冬になると寒さと乾燥でウイルスが活発化し、毎年のように風邪が流行してしまいます。「今年こそ絶対に風邪を引かないぞ」と宣言しても寝不足や疲れがたまってしまうと、あっという間に風邪をもらってしまいます。
風邪くらいたいしたことないよと何もしないと、重い合併症を引き起こしてしまうことがあります。軽い鼻風邪のうちに治せるように風邪のしくみや症状を紹介します。
鼻風邪のしくみ
鼻風邪はウイルスが鼻や口の粘膜に付着して発症します。感染するとそのウイルスを排出するために、身体の防御反応が働いてクシャミや鼻水が現れます。
ウイルスを大量に含んだクシャミや鼻水は、空気中を漂ったり手に着いたりして、いろいろな形で人から人に感染していきます。とくにウイルスは低温と乾燥を好むので冬に流行ってしまうのです。
鼻風邪の症状一覧
鼻風邪は鼻症状だけで終わる場合もありますが、ほとんどは風邪の初期症状で、進行すると熱が出たりのどが腫れたりします。
鼻風邪の主な症状は…
- クシャミ
- 透明でさらさらの鼻水
- 鼻水
- 鼻水がのどにまわる
- 鼻づまり
などになります。
風邪の発症の流れ
- ウイルスが鼻やのどに侵入し、不快感などの症状が現れます。
- ウイルスが粘膜に付いてクシャミや鼻水が現れます。いわゆる鼻風邪です。この時点で適切な処置をすると2~3日で治ることもあります。

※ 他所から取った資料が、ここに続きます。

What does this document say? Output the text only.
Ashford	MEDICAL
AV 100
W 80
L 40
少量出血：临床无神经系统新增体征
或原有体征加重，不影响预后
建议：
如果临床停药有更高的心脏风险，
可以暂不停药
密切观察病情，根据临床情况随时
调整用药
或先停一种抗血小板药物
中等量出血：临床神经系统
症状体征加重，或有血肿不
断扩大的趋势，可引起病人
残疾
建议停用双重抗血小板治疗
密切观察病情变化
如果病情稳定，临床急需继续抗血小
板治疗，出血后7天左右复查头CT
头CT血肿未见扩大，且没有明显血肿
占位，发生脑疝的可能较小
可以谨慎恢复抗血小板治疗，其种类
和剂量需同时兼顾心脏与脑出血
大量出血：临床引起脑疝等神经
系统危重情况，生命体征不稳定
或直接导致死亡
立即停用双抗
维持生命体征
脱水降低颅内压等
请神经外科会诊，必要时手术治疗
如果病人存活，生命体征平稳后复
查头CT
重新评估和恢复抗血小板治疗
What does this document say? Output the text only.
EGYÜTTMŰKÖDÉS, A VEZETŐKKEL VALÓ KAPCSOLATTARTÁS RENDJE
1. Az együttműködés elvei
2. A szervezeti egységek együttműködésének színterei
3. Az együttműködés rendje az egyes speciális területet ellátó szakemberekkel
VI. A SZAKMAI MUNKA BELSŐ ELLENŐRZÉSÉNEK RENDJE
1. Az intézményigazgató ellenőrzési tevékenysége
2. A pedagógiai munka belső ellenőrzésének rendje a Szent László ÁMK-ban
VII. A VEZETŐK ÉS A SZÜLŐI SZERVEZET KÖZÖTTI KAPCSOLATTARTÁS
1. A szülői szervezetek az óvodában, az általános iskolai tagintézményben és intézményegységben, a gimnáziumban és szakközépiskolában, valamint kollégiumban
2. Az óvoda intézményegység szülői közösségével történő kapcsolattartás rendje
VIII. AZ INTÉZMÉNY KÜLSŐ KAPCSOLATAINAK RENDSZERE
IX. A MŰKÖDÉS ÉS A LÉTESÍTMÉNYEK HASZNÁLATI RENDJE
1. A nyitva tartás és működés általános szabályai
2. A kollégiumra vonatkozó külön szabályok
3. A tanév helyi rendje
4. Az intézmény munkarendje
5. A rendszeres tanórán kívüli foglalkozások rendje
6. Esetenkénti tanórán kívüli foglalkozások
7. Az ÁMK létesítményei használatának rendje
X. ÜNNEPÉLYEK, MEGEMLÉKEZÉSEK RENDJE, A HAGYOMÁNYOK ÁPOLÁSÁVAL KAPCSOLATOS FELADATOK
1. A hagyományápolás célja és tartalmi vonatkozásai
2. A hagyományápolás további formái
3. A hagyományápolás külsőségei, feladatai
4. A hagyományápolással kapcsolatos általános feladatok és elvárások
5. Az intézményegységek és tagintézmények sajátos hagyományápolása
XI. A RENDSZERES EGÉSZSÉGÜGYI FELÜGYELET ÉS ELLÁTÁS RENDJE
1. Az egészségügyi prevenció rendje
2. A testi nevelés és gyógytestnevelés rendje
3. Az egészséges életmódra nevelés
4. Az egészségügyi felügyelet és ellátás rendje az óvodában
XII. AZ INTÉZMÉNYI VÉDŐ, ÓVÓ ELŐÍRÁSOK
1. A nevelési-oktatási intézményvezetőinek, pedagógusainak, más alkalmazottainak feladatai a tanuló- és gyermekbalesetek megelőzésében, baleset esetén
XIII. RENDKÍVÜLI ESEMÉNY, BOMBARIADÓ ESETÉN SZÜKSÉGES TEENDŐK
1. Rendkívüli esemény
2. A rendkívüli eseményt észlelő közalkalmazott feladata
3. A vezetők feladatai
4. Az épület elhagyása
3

- 炎症が進んで咳や痰、のどの痛みなどが起こります。
- さらに進行すると発熱やけん怠感などの全身症状が現れます。
- 普通は1週間ほどかけてだんだん症状が治まってきますが、体力が低下していたり無理をすることで合併症を引き起こしてしまう場合もあります。
風邪が悪化すると…
風邪が悪化してしまうと、思わぬ合併症を引き起こしてしまいます。合併症は風邪のウイルスと戦って傷ついた粘膜に細菌が感染して起こります。とくに乳幼児や高齢者、持病のある人は合併症になりやすいので注意が必要です。
主な合併症は…
- 肺炎
- 気管支炎
- 扁桃炎
- 副鼻腔炎
- 中耳炎
などになります。とくに鼻症状が悪化して起こりやすい合併症は副鼻腔炎と中耳炎です。
副鼻腔炎の症状としては…
- 鼻水が黄色くなってドロッとしてくる
- 目の下や前頭部が重く感じたり痛くなったりする
- 鼻がくさい
- 黄色い痰が出る
などがあります。
中耳炎の症状としては、
- 急に耳が痛くなる
- 耳が詰まった感じがしたり、高い所へ行ったときのようにボワンとしたりする
- 急に聞こえが悪くなる
- 熱が出る
などがあります。
細菌などは身体の様々な所に感染するので、ここにあげた合併症はほんの一部です。おかしいなと思ったら、迷わず医療機関を受診しましょう。
まとめ
風邪は万病のもとといわれています。日頃から身体の免疫力を高める生活を心がけ、風邪が流行してきたらマスク・手洗いを習慣づけて、風邪ウイルスに感染しないようにしましょう。もし感染してしまったら、温かくして保湿、水分、栄養を摂り安静にすることが回復の近道です。